To Deborah’s family, friends, and colleagues in the US and around the World we offer our sincerest condolences.
2 thoughts on “In honour of Deborah Rhode”
But when push comes to shove, where does duty lie?
Many years I acted for a man accused of rape. My PRIVATE opinion was that he was guilty as sin but I hope that we all agree – and that Deborah would have agreed – that that was irrelevant.
He was remanded in custody – but while he was waiting for this trial the unfortunate woman concerned was killed in a road accident (nobody suggested it was anything else, she ended her life under the wheels of the car of a drunken driver who then smashed her car into a wall and was also killed) and I immediately applied for bail, because (a) he could not now interfere with the witness and (b) in any case the prosecution was not likely to go ahead.

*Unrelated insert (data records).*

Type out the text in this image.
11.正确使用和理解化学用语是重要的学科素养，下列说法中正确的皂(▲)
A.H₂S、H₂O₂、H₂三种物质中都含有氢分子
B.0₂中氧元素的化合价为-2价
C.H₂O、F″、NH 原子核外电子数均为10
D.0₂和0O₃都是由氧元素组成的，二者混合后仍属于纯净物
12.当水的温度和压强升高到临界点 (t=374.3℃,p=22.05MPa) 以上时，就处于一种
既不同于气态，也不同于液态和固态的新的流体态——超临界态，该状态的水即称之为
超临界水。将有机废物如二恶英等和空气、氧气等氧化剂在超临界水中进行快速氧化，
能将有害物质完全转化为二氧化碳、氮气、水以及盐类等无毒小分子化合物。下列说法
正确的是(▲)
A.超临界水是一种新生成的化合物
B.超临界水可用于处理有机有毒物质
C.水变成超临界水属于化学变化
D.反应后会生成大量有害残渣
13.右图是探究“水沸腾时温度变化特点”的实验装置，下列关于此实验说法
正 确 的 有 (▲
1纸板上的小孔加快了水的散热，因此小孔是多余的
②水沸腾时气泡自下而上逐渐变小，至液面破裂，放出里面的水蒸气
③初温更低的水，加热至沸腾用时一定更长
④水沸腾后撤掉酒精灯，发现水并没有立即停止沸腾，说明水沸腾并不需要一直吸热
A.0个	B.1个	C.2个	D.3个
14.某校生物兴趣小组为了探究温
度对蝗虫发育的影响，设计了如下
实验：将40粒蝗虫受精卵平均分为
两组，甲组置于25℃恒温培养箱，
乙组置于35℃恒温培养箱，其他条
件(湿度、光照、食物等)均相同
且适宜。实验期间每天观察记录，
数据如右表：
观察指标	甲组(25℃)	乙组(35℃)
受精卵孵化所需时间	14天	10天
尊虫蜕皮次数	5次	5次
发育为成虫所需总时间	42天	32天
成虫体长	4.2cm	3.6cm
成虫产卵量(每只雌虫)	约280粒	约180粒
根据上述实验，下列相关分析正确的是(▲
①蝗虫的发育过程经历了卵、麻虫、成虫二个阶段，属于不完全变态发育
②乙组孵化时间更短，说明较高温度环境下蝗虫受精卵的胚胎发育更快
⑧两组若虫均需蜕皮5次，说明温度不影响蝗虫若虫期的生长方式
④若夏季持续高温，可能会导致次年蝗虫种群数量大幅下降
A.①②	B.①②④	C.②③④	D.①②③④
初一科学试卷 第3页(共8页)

The hearing was on the Friday before a public holiday on the Monday and the judge who heard it asked the prosecution whether the case could indeed go on. “No, my Lord”. “Then let’s arraign him now and get it done”. He pleaded not guilty, the prosecution offered no evidence, and my client was released. The judge was kind enough to say that I had done well to get the matter listed so quickly so that he was not kept in custody longer than was necessary.
And the next and last I heard of him was a press report of him getting a long sentence for another rape committed over that weekend.
It is probable that if he had not raped Ms A on the Sunday it would have been Ms B on the Tuesday. But that apart, am I to blame for acting for him at all? For applying for bail? For being efficient and getting the application on quickly?
Lawyers in practice – especially in crime, but also in family work, face that sort of issue every day, or rather would if they were academics watching lawyers in practice. We don’t have to like our clients and we certainly don’t act on our personal opinions of them. Should we?